Distributed Compute Plugin
The Distributed Compute Plugin provides the ability to horizontally scale the HEC-WAT Flood Risk Analysis (FRA) computes. The Distributed Compute Plugin is separated from the HEC-WAT instance for HEC-WAT version 1.1 or higher, the distributed compute is integrated with the HEC-WAT version 1.0 software.
The Controller Node and the Compute Nodes
The Distributed Compute consists of two major pieces, the controller node and the compute nodes. The controller node initiates the compute and sends jobs to the compute nodes. When the compute node is finished with its job, the compute node sends a message to the controller node indicating completion and the controller node pulls output results from the compute node for further post processing. The figure below is an example of one controller node with three compute nodes on the same port number.
Controller Node
There is one controller node per WAT simulation and will need to be set up first. This node communicates with the distributed compute grid and facilitates assigning jobs to each compute node, presenting progress to the user, and organizing results received from the compute nodes. The user manages the controller node through the HEC-WAT interface. Click here to set up the distributed compute plugin for the Controller.
Compute Node
There can be many compute nodes per WAT simulation. These nodes receive jobs from the distributed compute grid, compute them, and send results back to the controller node. The compute node is initialized via a batch file (computenode.bat). This launches a compute node that becomes part of the distributed compute grid. When the controller node sends a message to compute a WAT simulation job, the compute node starts an instance of HEC-WAT, checks to see if all of the necessary files are present in the proper locations for the project, computes the job, and reports results or failure of the compute.
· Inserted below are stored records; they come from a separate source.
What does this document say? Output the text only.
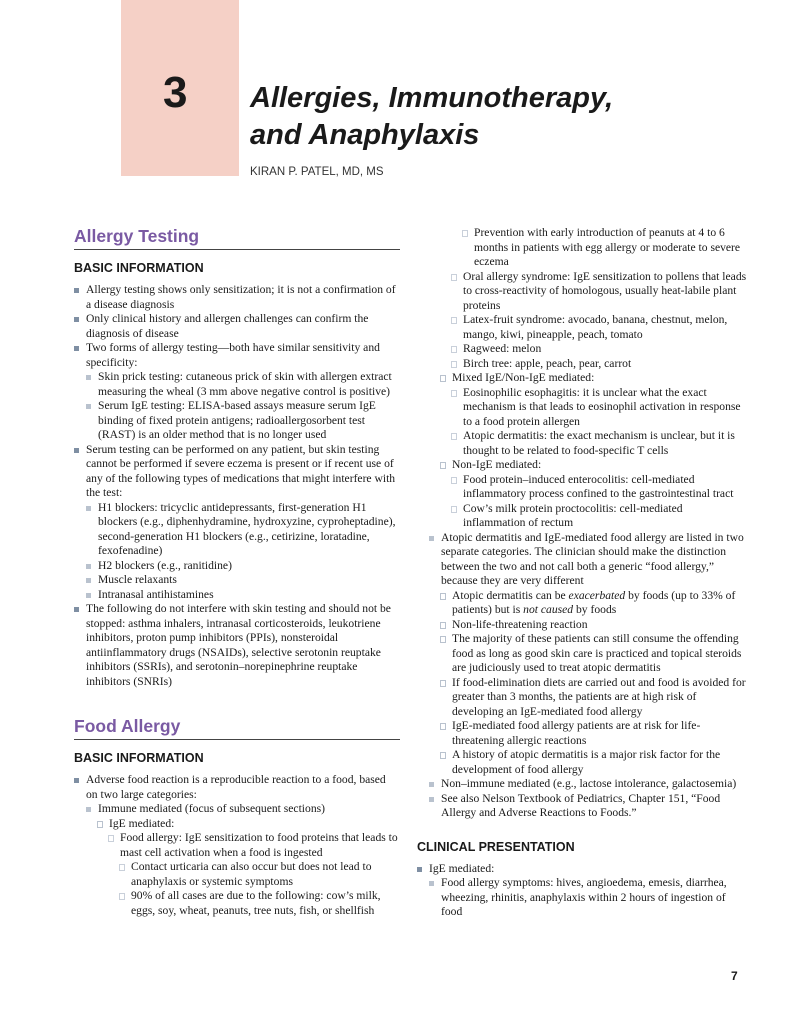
3 Allergies, Immunotherapy,
and Anaphylaxis
KIRAN P. PATEL, MD, MS
Allergy Testing
BASIC INFORMATION
Allergy testing shows only sensitization; it is not a confirmation of a disease diagnosis
Only clinical history and allergen challenges can confirm the diagnosis of disease
Two forms of allergy testing—both have similar sensitivity and specificity:
Skin prick testing: cutaneous prick of skin with allergen extract measuring the wheal (3 mm above negative control is positive)
Serum IgE testing: ELISA-based assays measure serum IgE binding of fixed protein antigens; radioallergosorbent test (RAST) is an older method that is no longer used
Serum testing can be performed on any patient, but skin testing cannot be performed if severe eczema is present or if recent use of any of the following types of medications that might interfere with the test:
H1 blockers: tricyclic antidepressants, first-generation H1 blockers (e.g., diphenhydramine, hydroxyzine, cyproheptadine), second-generation H1 blockers (e.g., cetirizine, loratadine, fexofenadine)
H2 blockers (e.g., ranitidine)
Muscle relaxants
Intranasal antihistamines
The following do not interfere with skin testing and should not be stopped: asthma inhalers, intranasal corticosteroids, leukotriene inhibitors, proton pump inhibitors (PPIs), nonsteroidal antiinflammatory drugs (NSAIDs), selective serotonin reuptake inhibitors (SSRIs), and serotonin–norepinephrine reuptake inhibitors (SNRIs)
Food Allergy
BASIC INFORMATION
Adverse food reaction is a reproducible reaction to a food, based on two large categories:
Immune mediated (focus of subsequent sections)
IgE mediated:
Food allergy: IgE sensitization to food proteins that leads to mast cell activation when a food is ingested
Contact urticaria can also occur but does not lead to anaphylaxis or systemic symptoms
90% of all cases are due to the following: cow’s milk, eggs, soy, wheat, peanuts, tree nuts, fish, or shellfish
Prevention with early introduction of peanuts at 4 to 6 months in patients with egg allergy or moderate to severe eczema
Oral allergy syndrome: IgE sensitization to pollens that leads to cross-reactivity of homologous, usually heat-labile plant proteins
Latex-fruit syndrome: avocado, banana, chestnut, melon, mango, kiwi, pineapple, peach, tomato
Ragweed: melon
Birch tree: apple, peach, pear, carrot
Mixed IgE/Non-IgE mediated:
Eosinophilic esophagitis: it is unclear what the exact mechanism is that leads to eosinophil activation in response to a food protein allergen
Atopic dermatitis: the exact mechanism is unclear, but it is thought to be related to food-specific T cells
Non-IgE mediated:
Food protein–induced enterocolitis: cell-mediated inflammatory process confined to the gastrointestinal tract
Cow’s milk protein proctocolitis: cell-mediated inflammation of rectum
Atopic dermatitis and IgE-mediated food allergy are listed in two separate categories. The clinician should make the distinction between the two and not call both a generic “food allergy,” because they are very different
Atopic dermatitis can be exacerbated by foods (up to 33% of patients) but is not caused by foods
Non-life-threatening reaction
The majority of these patients can still consume the offending food as long as good skin care is practiced and topical steroids are judiciously used to treat atopic dermatitis
If food-elimination diets are carried out and food is avoided for greater than 3 months, the patients are at high risk of developing an IgE-mediated food allergy
IgE-mediated food allergy patients are at risk for life-threatening allergic reactions
A history of atopic dermatitis is a major risk factor for the development of food allergy
Non–immune mediated (e.g., lactose intolerance, galactosemia)
See also Nelson Textbook of Pediatrics, Chapter 151, “Food Allergy and Adverse Reactions to Foods.”
CLINICAL PRESENTATION
IgE mediated:
Food allergy symptoms: hives, angioedema, emesis, diarrhea, wheezing, rhinitis, anaphylaxis within 2 hours of ingestion of food
7
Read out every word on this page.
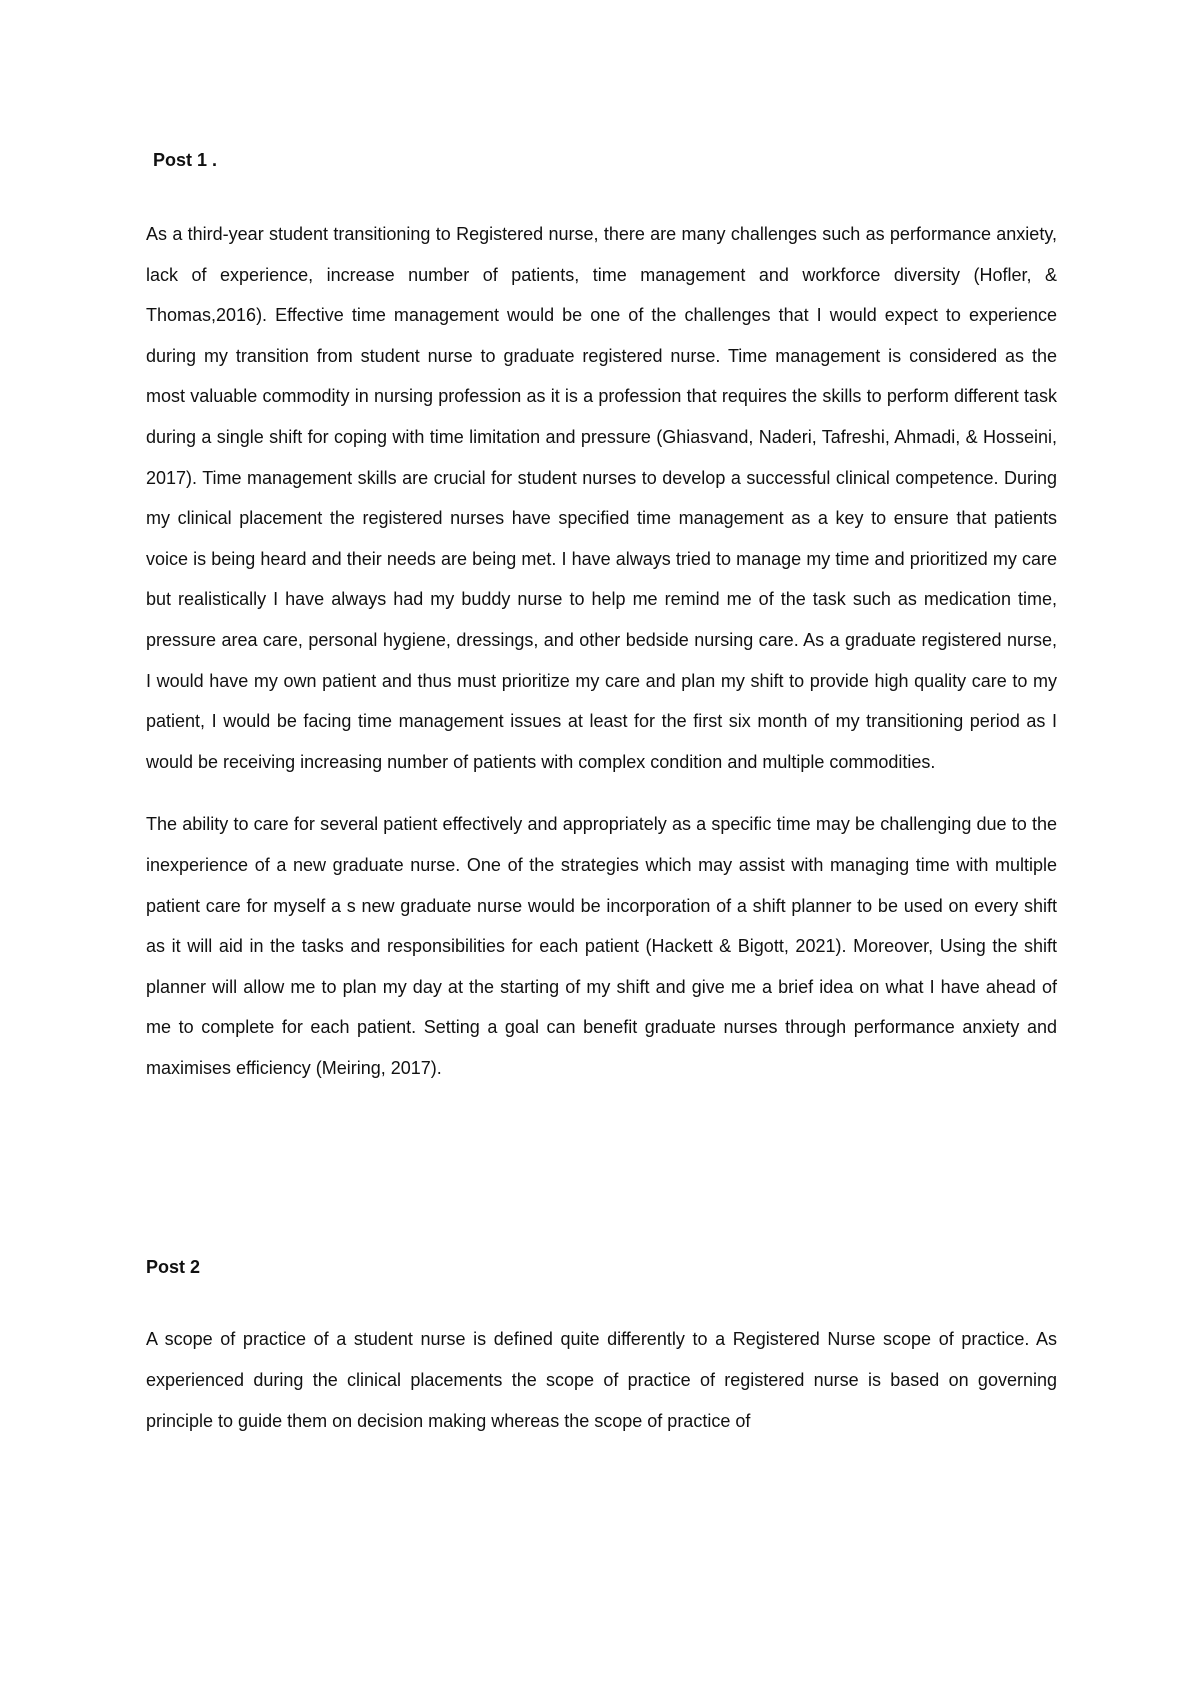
Post 1 .

As a third-year student transitioning to Registered nurse, there are many challenges such as performance anxiety, lack of experience, increase number of patients, time management and workforce diversity (Hofler, & Thomas,2016). Effective time management would be one of the challenges that I would expect to experience during my transition from student nurse to graduate registered nurse. Time management is considered as the most valuable commodity in nursing profession as it is a profession that requires the skills to perform different task during a single shift for coping with time limitation and pressure (Ghiasvand, Naderi, Tafreshi, Ahmadi, & Hosseini, 2017). Time management skills are crucial for student nurses to develop a successful clinical competence. During my clinical placement the registered nurses have specified time management as a key to ensure that patients voice is being heard and their needs are being met. I have always tried to manage my time and prioritized my care but realistically I have always had my buddy nurse to help me remind me of the task such as medication time, pressure area care, personal hygiene, dressings, and other bedside nursing care. As a graduate registered nurse, I would have my own patient and thus must prioritize my care and plan my shift to provide high quality care to my patient, I would be facing time management issues at least for the first six month of my transitioning period as I would be receiving increasing number of patients with complex condition and multiple commodities.

The ability to care for several patient effectively and appropriately as a specific time may be challenging due to the inexperience of a new graduate nurse. One of the strategies which may assist with managing time with multiple patient care for myself a s new graduate nurse would be incorporation of a shift planner to be used on every shift as it will aid in the tasks and responsibilities for each patient (Hackett & Bigott, 2021). Moreover, Using the shift planner will allow me to plan my day at the starting of my shift and give me a brief idea on what I have ahead of me to complete for each patient. Setting a goal can benefit graduate nurses through performance anxiety and maximises efficiency (Meiring, 2017).

Post 2

A scope of practice of a student nurse is defined quite differently to a Registered Nurse scope of practice. As experienced during the clinical placements the scope of practice of registered nurse is based on governing principle to guide them on decision making whereas the scope of practice of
You must have access to multiple computers connected to a network or virtual machine (VM). Each Compute node also needs to have the same version of HEC-WAT installed as the Controller node. Once you have the Controller Node set up, click here to set up the distributed compute plugin for the Compute nodes.
Begin Distributed Compute Simulation
Make sure you have WAT version 1.1 or higher installed in C:\Programs in both the Controller and Compute nodes.
Once the Controller Node and Compute Node dependencies have been placed in their respective directories, check that the nodes were set up correctly and that the controller node can link to the compute nodes.
To check that the controller node is functioning, open HEC-WAT where the controller resides. Select Tools → Simulation Compute Engine Manager and the Simulation Compute Manager window should open.
Under Nodes Present, there should be 1 node present which is indicating the controller node. Once this is confirmed, move on to check the compute node has been properly set.
On the compute node VM, click on the computenode.bat. A command window should appear. Keep this window open.
Once the command window appears, go to the out.log file located in C:\Users\<UserName>\AppData\Local\Temp and check that the "Ignite" jar has been properly called. You should see the Ignite logo in the out.log file.
Once you confirmed both the controller and compute nodes are properly set up, head back to your controller node and open the Simulation Compute Engine Manger. The Nodes Present should now show a value of 2 (one node is the controller node, one node for the compute node). If you have two compute nodes configured, you will see a value of 3 and so on. You have completed your Distributed Compute set up and can begin your FRA simulation.
Before beginning a Distributed Compute simulation, check to make sure a simulation has not already been run and results exists in your project. To review this, head over to your projects folder and open the runs folder. Delete the simulation folder if one exists in both the controller and compute machine. DHO-96 - Getting issue details... STATUS
Splitting up Jobs with a distributed compute
There are two main options for splitting up a job in a distributed compute:
- Split by Realization
- Split by Lifecycle
These options allow for customization of how long of a job is sent to any given compute node. In general we advise to split the jobs by lifecycle so that more compute nodes can be leveraged.